If I was going to be naked in public, I was going to be naked in public on my terms.
The more time ticked by, the more ridiculous my initial angst over how to comport myself in the bathhouse seemed. Why should I feel eye contact with a stranger passing in the hallway was inappropriate just because we were both nude? Why was I feigning interest in the ornamental ceiling when a woman stood up and exited the Jacuzzi? After a while I couldn’t figure out what was weird and what was normal, and it took me the better part of an hour to realize there really wasn’t any different social contract in the bathhouse, just because everybody was naked. Everyone had signed on for this, and the same rules applied: just don’t stare.
After a while, considering the novelty of the situation, it almost felt wrong not to look around. Although I must confess: I saw some things I wish I could un-see. I encountered an old man whose butt looked like two globs of mud dripping down a wall. I watched an obese man with an apron-like belly displace an impressive amount of water in the warm, stage 9 bath, which had a filter that slurped and gurgled whenever someone waded in. At one point, Tom turned to me and remarked on the incredible effect pants have had on the shape of the human body. He had a point; everyone at Friedrichsbad looked like he or she wore an invisible belt.

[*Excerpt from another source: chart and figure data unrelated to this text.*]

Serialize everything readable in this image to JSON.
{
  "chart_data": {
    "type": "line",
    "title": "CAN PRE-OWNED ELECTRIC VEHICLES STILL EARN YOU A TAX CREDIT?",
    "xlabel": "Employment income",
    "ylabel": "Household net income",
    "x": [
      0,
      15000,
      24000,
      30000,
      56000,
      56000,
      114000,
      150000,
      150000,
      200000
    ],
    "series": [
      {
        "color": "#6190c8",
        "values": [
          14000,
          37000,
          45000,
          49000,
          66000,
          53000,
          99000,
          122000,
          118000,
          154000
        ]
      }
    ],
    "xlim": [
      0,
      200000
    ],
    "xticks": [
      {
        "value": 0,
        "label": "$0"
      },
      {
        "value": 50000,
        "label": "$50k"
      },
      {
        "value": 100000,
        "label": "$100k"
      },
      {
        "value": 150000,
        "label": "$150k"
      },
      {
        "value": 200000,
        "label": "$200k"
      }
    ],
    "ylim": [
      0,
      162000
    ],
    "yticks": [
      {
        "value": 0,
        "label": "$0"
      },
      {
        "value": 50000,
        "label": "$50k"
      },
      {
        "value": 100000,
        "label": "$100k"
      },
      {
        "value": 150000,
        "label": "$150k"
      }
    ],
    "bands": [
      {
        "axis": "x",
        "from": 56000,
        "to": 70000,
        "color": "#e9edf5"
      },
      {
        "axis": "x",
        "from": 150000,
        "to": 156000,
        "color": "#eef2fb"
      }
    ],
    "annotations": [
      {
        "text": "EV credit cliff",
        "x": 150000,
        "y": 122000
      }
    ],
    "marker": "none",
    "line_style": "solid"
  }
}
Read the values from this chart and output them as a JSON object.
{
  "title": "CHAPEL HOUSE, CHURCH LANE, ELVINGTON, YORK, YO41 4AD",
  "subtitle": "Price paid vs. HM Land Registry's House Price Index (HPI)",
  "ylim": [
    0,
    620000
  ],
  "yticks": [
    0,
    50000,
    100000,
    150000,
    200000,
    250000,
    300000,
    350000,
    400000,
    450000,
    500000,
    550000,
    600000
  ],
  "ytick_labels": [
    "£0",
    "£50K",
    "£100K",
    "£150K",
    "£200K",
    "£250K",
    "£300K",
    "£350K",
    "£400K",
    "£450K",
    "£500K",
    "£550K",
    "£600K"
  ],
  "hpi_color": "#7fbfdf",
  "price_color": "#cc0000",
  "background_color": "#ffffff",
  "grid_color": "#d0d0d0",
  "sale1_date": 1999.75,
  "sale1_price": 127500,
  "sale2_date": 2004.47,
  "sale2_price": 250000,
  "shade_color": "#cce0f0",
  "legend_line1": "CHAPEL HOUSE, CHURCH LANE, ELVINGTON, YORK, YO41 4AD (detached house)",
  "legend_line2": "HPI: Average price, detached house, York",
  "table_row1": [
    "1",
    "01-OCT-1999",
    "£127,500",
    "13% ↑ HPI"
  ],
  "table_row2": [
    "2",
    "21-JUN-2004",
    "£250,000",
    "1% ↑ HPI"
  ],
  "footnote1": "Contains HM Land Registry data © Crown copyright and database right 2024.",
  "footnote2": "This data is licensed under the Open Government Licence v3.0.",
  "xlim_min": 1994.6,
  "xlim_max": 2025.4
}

IN FRIEDRICHSBAD’S PROMOTIONAL LITERATURE, the pools get the most photo space, especially the stage 11 “Thermal kinotherapeutic” domed bath, a circular, about-40-feet-in-diameter, three-feet-deep, exactly-28-degrees-Celsius (82.4 degrees Farenheit) pool located under the building’s central dome. The red-white-and-gold dome is molded with deep quadrilateral reliefs, which converge near its apex around a circular skylight. It’s quite a striking place, especially when compared to some of the other rooms, which have little ornament on account of the steam. The domed room is also the place where Friedrichsbad’s two wings meet and one of the bathhouse’s two permanent co-ed areas. (During “separate bathing” days, the two wings are segregated by sex, but the central dome and an adjacent, warmer pool remain co-ed. On Tuesdays, Wednesdays, Fridays, Sundays, and bank holidays—we were there on a Sunday—Friedrichsbad is 100 percent co-ed, and, male or female, you’re free to wander as you please.)
Tom and I had floated around in the pools for about a half-hour when the French family we’d seen in the lobby entered the pool area. The four had been tense when we’d seen them earlier. Now they were naked and couldn’t hide their fear as they tiptoed quickly through the pool area and then back into the wing from which they’d come. As they scurried, they covered themselves—hands over crotch and across chest—as though someone had just yanked back a shower curtain on the whole family.
For the first time that day, I saw heads turn. Some people frowned in disapproval. It looked like I was right: the most assured way to attract attention in a bathhouse is to show fear. I empathized with the French family, who seemed to be having a genuinely terrible experience. For some, public nudity is just a non-starter.
I lay back on a large, almost full-body jet, and as bathers around me came and went, I began to float. It was nice—the warm water, the weightlessness, the bubbles. I closed my eyes, let my head sink underwater, and thanked God I had the good sense to not bring my parents to Friedrichsbad.